Beninato and colleagues’ study was well performed and can be used as a use case toward the integration of the ICF language in conducting studies. Their study showed the ICF as a reference for the planning of study and selection of instruments. They chose to represent functioning relevant domains to investigate falls in individuals with stroke at the level of the ICF components, while looking closely at whether the instruments they used may actually reveal that the contents of these instruments are not exclusive to a single component and may actually cover multiple components, making the distinction among components difficult. Thus, the representation by component level only may not be adequate enough to tease out specific constructs of functioning that are contained at the chapter and category levels of the ICF. Perhaps, accuracy for the prediction of falls may even vary according to categories and not components. The authors could have gone beyond by selecting instruments based on Core Sets or content analysis of instruments at a level more specific than the component level.

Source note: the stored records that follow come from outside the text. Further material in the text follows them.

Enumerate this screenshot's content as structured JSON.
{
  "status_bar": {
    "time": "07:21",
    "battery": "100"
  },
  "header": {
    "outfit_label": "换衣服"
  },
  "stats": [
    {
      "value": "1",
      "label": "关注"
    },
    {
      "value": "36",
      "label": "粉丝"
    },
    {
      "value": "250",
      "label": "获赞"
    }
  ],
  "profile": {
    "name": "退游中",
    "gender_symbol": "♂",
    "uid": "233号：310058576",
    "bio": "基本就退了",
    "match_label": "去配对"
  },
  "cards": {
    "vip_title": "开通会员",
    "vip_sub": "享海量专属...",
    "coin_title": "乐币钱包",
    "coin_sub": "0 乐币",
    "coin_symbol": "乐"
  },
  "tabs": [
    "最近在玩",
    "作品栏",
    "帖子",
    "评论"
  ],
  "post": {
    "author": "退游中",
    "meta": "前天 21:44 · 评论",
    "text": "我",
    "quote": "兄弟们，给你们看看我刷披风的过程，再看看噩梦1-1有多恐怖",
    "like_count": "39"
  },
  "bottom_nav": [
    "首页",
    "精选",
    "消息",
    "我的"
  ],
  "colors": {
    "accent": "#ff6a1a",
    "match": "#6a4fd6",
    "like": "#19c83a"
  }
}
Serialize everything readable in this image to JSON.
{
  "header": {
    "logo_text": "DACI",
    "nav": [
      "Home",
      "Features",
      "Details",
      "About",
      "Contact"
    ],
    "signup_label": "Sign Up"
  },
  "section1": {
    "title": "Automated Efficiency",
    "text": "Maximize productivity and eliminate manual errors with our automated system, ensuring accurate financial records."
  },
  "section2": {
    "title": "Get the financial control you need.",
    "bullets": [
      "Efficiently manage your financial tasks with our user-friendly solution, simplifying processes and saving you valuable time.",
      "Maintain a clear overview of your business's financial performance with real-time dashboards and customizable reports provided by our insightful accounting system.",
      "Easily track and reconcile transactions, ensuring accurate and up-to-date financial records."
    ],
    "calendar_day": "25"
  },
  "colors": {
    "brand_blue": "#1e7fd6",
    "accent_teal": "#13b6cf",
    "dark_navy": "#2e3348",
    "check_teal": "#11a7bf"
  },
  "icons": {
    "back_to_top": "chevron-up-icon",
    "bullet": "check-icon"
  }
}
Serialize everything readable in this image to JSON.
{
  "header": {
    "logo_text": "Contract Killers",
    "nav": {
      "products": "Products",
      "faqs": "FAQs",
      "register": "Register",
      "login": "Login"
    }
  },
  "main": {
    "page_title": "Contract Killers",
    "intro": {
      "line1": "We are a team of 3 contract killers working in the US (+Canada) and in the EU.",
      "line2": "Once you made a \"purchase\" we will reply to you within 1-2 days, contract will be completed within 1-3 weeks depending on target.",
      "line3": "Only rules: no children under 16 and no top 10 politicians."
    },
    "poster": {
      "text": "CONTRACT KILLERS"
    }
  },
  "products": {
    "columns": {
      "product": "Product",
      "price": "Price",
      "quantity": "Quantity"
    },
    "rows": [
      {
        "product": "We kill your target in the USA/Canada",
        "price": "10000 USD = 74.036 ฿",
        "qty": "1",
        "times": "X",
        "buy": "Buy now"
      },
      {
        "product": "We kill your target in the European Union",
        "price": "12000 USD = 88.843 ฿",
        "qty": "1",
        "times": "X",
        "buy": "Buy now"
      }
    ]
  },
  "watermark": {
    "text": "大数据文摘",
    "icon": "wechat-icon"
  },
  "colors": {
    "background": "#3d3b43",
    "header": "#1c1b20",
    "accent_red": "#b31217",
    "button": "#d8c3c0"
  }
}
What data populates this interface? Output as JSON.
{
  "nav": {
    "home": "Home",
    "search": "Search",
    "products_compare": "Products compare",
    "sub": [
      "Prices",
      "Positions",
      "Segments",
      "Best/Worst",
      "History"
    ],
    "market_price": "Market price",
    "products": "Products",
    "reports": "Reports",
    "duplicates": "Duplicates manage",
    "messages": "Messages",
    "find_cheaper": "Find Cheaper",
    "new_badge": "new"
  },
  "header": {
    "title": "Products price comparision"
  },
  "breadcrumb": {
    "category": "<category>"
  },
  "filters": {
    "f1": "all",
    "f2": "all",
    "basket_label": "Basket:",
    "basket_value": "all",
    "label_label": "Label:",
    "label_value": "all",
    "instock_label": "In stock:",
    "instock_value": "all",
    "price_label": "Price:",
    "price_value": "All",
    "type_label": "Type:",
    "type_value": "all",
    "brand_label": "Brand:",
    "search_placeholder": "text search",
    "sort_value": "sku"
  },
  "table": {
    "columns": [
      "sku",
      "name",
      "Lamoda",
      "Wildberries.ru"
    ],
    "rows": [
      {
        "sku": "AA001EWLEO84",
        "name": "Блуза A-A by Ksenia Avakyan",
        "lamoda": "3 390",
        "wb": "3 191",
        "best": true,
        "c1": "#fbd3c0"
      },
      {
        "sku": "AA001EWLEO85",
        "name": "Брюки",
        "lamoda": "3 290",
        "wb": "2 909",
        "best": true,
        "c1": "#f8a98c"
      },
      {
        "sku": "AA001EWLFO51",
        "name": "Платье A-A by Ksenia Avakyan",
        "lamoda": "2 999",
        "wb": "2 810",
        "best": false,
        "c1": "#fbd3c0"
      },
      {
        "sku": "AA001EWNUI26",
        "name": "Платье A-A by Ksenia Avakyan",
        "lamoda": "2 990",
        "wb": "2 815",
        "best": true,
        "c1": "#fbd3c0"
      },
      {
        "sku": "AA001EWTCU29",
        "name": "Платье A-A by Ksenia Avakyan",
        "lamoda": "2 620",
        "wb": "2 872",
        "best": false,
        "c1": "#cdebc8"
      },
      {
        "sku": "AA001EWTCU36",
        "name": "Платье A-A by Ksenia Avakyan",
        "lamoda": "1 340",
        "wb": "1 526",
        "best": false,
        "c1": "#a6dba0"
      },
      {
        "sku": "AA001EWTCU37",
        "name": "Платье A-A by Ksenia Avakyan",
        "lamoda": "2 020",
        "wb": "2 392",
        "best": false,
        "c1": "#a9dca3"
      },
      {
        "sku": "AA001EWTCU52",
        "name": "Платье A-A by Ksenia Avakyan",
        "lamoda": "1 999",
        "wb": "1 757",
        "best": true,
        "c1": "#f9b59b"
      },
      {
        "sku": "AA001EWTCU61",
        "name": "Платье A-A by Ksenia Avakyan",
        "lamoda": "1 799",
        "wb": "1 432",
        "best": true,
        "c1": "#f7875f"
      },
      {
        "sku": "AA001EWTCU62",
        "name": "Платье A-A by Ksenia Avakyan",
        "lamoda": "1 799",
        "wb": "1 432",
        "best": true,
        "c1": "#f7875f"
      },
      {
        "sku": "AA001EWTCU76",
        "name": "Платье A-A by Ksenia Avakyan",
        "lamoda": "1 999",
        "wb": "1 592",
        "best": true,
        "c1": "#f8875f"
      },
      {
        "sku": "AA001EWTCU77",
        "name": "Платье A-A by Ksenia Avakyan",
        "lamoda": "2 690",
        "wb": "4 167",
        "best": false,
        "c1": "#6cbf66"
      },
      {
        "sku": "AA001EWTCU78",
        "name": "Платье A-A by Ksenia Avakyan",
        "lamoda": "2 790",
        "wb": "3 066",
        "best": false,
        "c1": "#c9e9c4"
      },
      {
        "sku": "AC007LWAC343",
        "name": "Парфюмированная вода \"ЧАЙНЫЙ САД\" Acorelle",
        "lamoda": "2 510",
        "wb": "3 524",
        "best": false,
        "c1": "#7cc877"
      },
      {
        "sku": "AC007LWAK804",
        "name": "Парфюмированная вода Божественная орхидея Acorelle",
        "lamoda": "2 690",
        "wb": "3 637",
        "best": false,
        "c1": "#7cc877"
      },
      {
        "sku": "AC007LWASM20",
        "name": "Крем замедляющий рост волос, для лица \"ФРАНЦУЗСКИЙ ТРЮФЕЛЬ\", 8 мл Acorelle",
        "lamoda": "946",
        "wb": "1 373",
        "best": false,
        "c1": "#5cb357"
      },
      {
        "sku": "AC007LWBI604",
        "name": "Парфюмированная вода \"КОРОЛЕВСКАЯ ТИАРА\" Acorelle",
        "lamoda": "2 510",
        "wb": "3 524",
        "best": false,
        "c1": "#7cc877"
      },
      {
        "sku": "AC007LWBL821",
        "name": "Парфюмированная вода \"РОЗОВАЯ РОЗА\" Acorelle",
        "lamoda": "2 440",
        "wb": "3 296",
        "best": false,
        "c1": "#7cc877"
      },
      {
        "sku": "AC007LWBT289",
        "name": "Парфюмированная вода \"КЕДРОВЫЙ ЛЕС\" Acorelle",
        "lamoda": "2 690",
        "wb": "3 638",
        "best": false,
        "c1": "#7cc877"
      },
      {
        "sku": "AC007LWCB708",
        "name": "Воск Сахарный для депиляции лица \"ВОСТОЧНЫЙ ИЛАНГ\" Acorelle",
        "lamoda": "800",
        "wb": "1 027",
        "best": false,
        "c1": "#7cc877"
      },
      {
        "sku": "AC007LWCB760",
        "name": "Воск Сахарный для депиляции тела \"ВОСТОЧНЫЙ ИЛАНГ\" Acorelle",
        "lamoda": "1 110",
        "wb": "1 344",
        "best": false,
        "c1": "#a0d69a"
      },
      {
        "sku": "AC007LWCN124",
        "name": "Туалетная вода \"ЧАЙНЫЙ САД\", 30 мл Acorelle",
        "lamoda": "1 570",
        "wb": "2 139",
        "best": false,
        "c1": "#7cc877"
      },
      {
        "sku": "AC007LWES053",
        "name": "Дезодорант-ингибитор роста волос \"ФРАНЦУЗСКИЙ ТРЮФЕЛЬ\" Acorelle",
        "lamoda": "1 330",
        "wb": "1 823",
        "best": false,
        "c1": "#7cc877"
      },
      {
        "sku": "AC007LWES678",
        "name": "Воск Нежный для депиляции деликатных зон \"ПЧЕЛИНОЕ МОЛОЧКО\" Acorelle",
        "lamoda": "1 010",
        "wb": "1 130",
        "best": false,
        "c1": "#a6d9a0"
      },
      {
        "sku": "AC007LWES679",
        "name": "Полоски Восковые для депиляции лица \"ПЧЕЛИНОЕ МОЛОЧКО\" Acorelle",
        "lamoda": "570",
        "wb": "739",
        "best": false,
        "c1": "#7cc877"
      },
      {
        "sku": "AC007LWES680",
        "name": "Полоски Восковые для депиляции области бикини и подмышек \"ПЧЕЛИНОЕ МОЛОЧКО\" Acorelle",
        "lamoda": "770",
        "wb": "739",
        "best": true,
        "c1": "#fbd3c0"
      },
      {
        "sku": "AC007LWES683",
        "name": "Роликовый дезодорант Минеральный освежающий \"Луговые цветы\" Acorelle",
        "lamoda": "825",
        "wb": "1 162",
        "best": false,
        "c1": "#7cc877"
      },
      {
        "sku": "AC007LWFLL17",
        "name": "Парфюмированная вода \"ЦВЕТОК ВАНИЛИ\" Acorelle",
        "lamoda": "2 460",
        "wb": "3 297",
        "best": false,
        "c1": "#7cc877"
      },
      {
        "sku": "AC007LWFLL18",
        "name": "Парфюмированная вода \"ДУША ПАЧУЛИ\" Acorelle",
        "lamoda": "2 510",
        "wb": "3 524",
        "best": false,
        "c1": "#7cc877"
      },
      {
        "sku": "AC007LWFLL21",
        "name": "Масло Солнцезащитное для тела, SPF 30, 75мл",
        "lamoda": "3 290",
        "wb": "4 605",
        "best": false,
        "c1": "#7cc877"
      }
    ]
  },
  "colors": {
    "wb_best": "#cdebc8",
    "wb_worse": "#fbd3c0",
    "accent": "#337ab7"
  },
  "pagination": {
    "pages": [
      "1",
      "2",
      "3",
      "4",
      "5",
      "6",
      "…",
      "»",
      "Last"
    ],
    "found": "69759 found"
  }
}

Falls indeed are related to multiple factors that cannot be explored only by using a single outcome measure but rather must be explored with sets of outcome measures—an insight shared by Beninato and colleagues. Amid the differences in outcome measurement, we believe that the ICF could serve as a frame of reference in this regard and could provide us with health domains relevant to a specific population or specific health condition or health-related event. Selections of ICF categories and domains, such as the ICF Core Sets, can be the basis for creating a “categorical profile” of the population of interest and also for defining intervention targets. The ICF's integration into health care also can be realized significantly if used as a taxonomy basis for designing and reporting studies and ICF coding of outcome measures using the Core Sets. To further foster the use of the ICF, it also could serve as a reference for reporting of studies in journals in the future.